Based on NICE 2019, NG127 & NICE July 2017 and BMJ 2017;358;j1951
- Exercise - physical activity has been shown to be very important in reducing motor and non-motor symptoms; consider referring to physio especially if balance or motor problems.
- Consider referral to Occupational Therapy if difficulty with activities of daily living & to Speech & Language therapy if problems with communication, swallowing or saliva.
- Patient information and support: lots of good information from Parkinson’s UK.
Drug treatment of motor symptoms:
- All drugs are for symptomatic benefit and none influence the long-term progression.
- Initiation and alteration of all drugs should be done under specialist supervision.
- First-line drugs:
- Levodopa - better for motor symptoms with fewer adverse effects but higher long-term motor complications.

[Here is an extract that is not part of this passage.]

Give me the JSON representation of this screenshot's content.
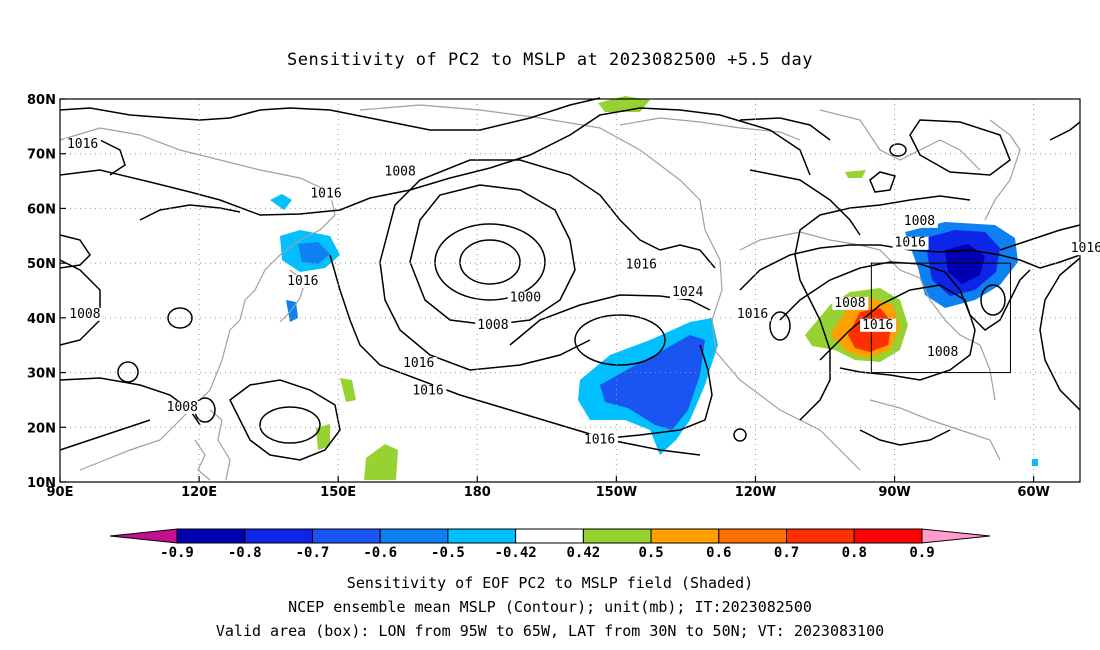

- Dopamine agonists (non-ergot derived e.g. pramipexole, ropinirole) - less good for motor symptoms but fewer motor complications, but higher adverse effects.
- MAO-B inhibitors - less good for motor symptoms but fewer motor complications, but higher adverse effects).
- Adjuvant therapy: consider adding dopamine agonist, MAO-B inhibitor or COMT inhibitor to levodopa if dyskinesia or motor fluctuations despite optimal levodopa therapy.
- Impulse control disorders (e.g. hypersexuality, gambling, binge eating) can occur with any dopamineric therapy, but particularly dopamine agonists; warn patients and family about this potential complication as can be distressing.
- If it occurs seek specialist advice, but we should not alter/stop medications without advice - medications usually need to be slowly reduced due to risk of dopamine withdrawal.
Non-motor symptom treatment (review potential causative/contributory drugs in all cases):
- Day time sleepiness, particularly associated with dopamine agonists; consider modafinil.
- Rapid eye movement sleep disorder - consider clonazepam or melatonin.
- Orthostatic hypotension: meds review important; consider midodrine or fludrocortisone.
- Depression (CKS 2018) - can be difficult to diagnose as features may be wrongly attributed to the PD; consider CBT; best evidence for TCAs but use may be limited by side effects (cognitive impairment and falls) so SSRIs may be more appropriate.
- Psychosis: don’t treat if well tolerated; consider quetiapine or clozapine (specialist only).
- Dementia: consider cholinesterase inhibitor or memantine.
- Drooling: refer to speech & language therapy or consider glycopyrronium bromide.
Palliative care - consider referring at any stage to consider end of life care.